Opinião

Quem é Jagmeet Singh?

Dado que estamos a dez meses de uma eleição nacional, devemos ter um melhor conhecimento de nossos líderes partidários federais para que possamos tomar uma decisão informada em outubro.

Jagmeet Singh nasceu a 2 de janeiro de 1979, em Scarborough e é filho de pais imigrantes indianos. É advogado especialista em defesa criminal e é o atual líder do Novo Partido Democrata, desde 2017. Anteriormente, foi membro do Novo Partido Democrático do Ontário no Parlamento Provincial (MPP) para Bramalea – Gore-Malton, entre 2011 e 2017. 

Ideologicamente, Singh assume-se como um progressista e democrata social. Ele defende que o salário mínimo federal deve subir para $15 por hora, apoia a descriminalização do porte, para uso pessoal, de todas as drogas e apoia a eliminação de várias deduções fiscais, disponíveis para os que ganham mais.

A sua carreira política começou em 2011, quando disputou as eleições federais na Bramalea – Gore – Malton. Mais tarde, naquele ano, tornou-se membro do parlamento provincial. Em 2015, tornou-se vice-líder do Novo Partido Democrático de Ontário, onde permaneceu sob o comando de Andrea Horwath, até 2017.

Jagmeet Singh anunciou a sua candidatura à liderança do Novo Partido Democrático para substituir Tom Mulcair. Singh foi eleito presidente no dia 1 de outubro de 2017, com uma votação na primeira volta de 53,8%, num campo de quatro. Após a sua eleição, Singh tornou-se a primeira pessoa de um grupo minoritário a liderar um partido político federal canadiano, de forma permanente, e o primeiro sikh a vestir turbante a sentar- se como legislador provincial no Ontário.

Como o leitor já deve saber, a eleição de Singh para o Parlamento canadiano foi impedida por manobras políticas, que tinham como objetivo negar-lhe uma plataforma na capital.

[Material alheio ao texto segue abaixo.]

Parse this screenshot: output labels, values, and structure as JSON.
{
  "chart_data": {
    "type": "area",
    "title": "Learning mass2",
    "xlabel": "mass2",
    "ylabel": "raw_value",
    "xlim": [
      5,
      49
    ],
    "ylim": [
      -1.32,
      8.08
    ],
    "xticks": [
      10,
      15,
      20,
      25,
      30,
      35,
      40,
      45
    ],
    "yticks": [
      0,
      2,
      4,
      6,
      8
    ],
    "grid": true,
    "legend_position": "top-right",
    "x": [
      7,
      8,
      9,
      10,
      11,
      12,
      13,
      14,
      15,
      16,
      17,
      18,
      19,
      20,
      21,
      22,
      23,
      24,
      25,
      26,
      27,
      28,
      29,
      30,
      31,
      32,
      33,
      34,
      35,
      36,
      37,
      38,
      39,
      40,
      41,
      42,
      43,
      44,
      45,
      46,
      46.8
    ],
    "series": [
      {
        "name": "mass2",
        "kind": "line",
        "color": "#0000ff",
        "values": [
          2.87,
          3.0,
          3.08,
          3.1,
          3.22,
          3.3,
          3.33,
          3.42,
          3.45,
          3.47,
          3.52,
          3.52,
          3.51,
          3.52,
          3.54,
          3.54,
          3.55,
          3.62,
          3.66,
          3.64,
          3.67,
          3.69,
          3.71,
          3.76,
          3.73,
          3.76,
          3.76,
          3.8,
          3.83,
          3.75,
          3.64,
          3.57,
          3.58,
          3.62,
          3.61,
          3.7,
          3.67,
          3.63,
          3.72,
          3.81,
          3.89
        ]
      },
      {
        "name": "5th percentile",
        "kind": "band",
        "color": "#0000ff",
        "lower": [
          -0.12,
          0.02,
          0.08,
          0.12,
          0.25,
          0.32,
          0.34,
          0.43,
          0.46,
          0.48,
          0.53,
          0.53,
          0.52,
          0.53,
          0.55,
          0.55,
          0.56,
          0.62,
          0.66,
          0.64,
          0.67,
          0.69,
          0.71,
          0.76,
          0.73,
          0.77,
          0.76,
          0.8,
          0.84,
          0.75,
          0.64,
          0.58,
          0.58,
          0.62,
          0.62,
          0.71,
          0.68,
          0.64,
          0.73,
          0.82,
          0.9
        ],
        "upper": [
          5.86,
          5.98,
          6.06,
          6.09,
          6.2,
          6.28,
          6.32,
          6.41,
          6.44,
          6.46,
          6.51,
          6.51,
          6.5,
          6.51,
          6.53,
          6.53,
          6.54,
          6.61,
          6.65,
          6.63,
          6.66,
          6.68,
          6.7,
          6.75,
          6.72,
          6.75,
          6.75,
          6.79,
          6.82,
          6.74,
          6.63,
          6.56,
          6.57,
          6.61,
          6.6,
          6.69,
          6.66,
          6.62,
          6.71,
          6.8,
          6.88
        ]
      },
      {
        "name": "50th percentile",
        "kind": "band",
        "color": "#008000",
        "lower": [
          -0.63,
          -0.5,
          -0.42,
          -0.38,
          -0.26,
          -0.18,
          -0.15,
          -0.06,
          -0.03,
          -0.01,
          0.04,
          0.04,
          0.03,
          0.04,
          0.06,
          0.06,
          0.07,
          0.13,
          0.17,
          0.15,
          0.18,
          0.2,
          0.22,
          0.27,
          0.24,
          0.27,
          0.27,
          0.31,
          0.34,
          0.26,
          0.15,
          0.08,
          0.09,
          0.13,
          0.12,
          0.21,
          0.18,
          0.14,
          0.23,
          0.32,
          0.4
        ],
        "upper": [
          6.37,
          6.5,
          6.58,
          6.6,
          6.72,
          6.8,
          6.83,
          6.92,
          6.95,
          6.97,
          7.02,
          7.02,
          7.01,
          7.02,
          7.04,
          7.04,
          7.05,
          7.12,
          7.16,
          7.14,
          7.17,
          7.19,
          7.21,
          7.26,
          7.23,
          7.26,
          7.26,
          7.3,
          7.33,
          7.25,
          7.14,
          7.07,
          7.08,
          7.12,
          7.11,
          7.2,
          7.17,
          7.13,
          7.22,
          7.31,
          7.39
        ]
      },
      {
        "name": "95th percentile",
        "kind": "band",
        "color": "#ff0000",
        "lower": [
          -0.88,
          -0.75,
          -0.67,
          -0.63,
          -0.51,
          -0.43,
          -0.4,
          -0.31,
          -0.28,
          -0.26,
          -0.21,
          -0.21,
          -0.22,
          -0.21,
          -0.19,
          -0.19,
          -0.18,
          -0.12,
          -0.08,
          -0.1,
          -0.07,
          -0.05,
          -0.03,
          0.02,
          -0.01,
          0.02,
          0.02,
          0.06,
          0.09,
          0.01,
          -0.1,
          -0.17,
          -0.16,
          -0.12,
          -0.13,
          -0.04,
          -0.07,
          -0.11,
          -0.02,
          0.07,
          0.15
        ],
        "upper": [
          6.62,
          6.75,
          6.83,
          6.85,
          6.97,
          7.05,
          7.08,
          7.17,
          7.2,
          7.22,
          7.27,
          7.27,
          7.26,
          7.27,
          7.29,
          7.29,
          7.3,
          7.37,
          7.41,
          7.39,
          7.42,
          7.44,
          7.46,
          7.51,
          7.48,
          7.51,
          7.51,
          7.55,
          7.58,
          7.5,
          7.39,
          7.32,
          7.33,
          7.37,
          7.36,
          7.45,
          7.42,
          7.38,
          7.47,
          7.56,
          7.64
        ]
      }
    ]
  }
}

Embora essa data de eleição seja agora definida, ainda restam dúvidas sobre se o governo é capaz de decidir por quanto tempo as comunidades ficam sem representação. O sistema de eleições no Canadá permite que os assentos permaneçam vazios por um tempo, excecionalmente, longo. Apesar de adotar datas fixas para as eleições gerais, o governo mantém ampla discrição sobre o momento das eleições.

 A lei exige apenas que as eleições parciais sejam convocadas entre 11 e 180 dias após o orador do Commons reconhecer, oficialmente, uma vaga e que as campanhas tenham pelo menos 36 dias de duração. Na minha opinião, a diferença atual no tempo médio que os cidadãos ficam sem representação não pode ser justificada. A realidade para o líder do NDP pode resumir-se na célebre frase do poeta irlandês Oscar Wilde “a única coisa pior do que ser falado é não ser falado”. 

Singh está a enfrentar um teste crítico de eleição no circuito de Burnaby South que será realizada no próximo dia 25 de fevereiro. A campanha de Singh está a chamar a atenção para algumas das dinâmicas raciais em jogo e questões sobre o que a representação, realmente, significa. Escusado dizer que esta é a sua grande oportunidade de entrar no Parlamento e enfrentar o primeiro-ministro Justin Trudeau e o líder da oposição, Andrew Scheer.

Já afirmou que no passado recente que não descarta a hipótese de trabalhar com os conservadores para derrubar um governo federal liderado por Trudeau, se o NDP tiver o maior número de deputados num parlamento minoritário. O NDP ultimamente tem tido problemas em conseguir dinheiro dos seus membros e outros, atingindo números ainda mais baixos em popularidade, nas sondagens. Sem um líder permanente em Ottawa, a cada semana, a falta de unidade entre os membros do seu partido pode levar a mais fragilidade. Na melhor das hipóteses, ele é eleito para o parlamento, mas não pode esquecer os desafios que o seu partido enfrenta, atualmente. 

Com a eleição federal em outubro, claramente os conservadores esperam que o NDP tenha uma campanha bem-sucedida, pois acreditam que isso tirará o voto aos liberais. O tempo dirá.